Я убедил ее в том, что лишь хотел доставить ей как можно меньше неудобств. Довольная таким объяснением она попросила помочь ей подняться в карету. Я последовал за ней и приказал кучеру гнать на Виллу Гуарда, и колеса загрохотали по грубым неровным камням глухих улиц города.
«Вилла Гуарда! – воскликнула Нина. – Где же это?»
«Это старый дом, – отвечал я, – расположенный рядом с местом, о котором я говорил, где спрятаны бриллианты».
«О!»
И, явно довольная, она откинулась на спину сидения, позволив своей головке отдыхать на моем плече. Я прижал ее ближе к себе, мое сердце стучало от ярости и чудовищной радости.
«Моя – наконец моя! – прошептал я ей в ухо. – Моя навсегда!»
Она повернула ко мне лицо и одарила меня улыбкой победительницы, ее холодные нежные губы встретились с моими горящими и страстными в долгом поцелуе. Да, теперь я целовал ее – а почему нет? Она настолько же принадлежала мне, как любая купленная рабыня, и заслуживала не больше уважения, чем случайная наложница султана. И когда она захотела приласкать меня, то я не выразил сопротивления, позволив ей считать меня полностью разгромленным войсками ее чар. Все же всякий раз, когда я по пути в полутьме мельком поглядывал на ее лицо, то не мог сдержать удивления чрезвычайному тщеславию этой женщины! Ее самодовольство было таким очевидным и, принимая во внимание ее близившуюся судьбу, – таким трагически абсурдным!
Она была в высшей степени довольна самой собой, своим платьем и мною – своим трофеем, как она считала.
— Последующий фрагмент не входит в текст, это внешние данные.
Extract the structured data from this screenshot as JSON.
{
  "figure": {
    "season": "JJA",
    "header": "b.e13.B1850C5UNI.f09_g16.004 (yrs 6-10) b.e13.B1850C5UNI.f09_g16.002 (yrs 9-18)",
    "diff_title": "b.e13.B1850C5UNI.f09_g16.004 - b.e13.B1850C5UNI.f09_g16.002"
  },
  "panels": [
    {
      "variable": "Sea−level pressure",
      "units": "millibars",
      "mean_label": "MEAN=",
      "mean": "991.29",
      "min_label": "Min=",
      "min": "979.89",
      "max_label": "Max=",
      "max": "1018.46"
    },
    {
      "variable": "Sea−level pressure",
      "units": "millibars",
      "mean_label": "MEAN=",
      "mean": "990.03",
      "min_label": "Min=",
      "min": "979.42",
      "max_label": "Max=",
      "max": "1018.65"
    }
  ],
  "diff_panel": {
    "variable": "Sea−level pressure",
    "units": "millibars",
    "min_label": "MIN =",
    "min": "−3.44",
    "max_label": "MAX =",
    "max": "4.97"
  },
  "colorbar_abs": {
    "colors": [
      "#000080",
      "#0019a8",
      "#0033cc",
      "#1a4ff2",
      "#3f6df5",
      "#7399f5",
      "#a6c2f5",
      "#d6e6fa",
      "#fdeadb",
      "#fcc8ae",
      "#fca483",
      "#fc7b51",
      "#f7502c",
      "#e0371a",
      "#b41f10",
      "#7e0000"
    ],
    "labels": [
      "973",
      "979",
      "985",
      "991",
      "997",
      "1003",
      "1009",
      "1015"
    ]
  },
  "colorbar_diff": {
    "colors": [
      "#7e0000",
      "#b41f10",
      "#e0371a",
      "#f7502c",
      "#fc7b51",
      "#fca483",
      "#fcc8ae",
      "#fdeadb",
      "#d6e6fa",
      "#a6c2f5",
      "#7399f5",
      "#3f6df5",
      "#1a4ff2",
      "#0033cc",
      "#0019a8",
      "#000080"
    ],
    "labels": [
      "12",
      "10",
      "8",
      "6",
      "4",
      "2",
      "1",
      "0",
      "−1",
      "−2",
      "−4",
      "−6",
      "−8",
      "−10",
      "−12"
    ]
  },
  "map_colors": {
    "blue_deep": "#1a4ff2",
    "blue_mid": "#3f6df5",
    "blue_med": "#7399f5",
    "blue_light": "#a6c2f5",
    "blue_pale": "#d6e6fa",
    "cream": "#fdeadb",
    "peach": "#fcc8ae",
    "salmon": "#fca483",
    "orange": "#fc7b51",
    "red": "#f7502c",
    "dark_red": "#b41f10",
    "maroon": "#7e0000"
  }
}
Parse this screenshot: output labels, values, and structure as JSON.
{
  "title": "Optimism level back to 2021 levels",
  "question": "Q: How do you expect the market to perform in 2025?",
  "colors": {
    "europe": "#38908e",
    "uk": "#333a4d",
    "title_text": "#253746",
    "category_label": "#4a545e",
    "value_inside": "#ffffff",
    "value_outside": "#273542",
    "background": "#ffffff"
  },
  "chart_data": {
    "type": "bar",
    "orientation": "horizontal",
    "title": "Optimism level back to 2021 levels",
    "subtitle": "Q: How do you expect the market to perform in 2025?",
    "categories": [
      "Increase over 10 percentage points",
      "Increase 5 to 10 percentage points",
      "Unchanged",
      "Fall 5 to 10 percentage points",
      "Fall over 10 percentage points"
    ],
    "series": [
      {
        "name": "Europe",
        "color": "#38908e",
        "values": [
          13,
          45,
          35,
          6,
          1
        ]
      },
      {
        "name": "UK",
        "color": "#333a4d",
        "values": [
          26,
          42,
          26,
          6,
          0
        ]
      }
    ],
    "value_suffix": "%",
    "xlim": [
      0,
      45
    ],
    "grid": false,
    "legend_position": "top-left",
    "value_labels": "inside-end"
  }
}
Кто мог измерить высоту ее гордых притязаний и фантазий, коими она себя тешила; кто мог уразуметь глубины ее бездонного эгоизма!
Видя такую, как она красивую, богатую и стоящую над всеми, – общество знает, что я не лгу, – отлично одетую, ведь одним только этим последним достоинством женщина способна разрешить любое затруднение в наше время, – не станут ли все прочие женщины из высшего общества ей завидовать? Ах да, станут и уже завидуют; но, поверьте мне, эгоистичная самка, которая искреннее поклоняется лишь святыням Моды и Безумия, среди всех прочих существ является той, чья жизнь обречена на всеобщее презрение и чья смерть не создаст пробела в кругу ее так называемых друзей.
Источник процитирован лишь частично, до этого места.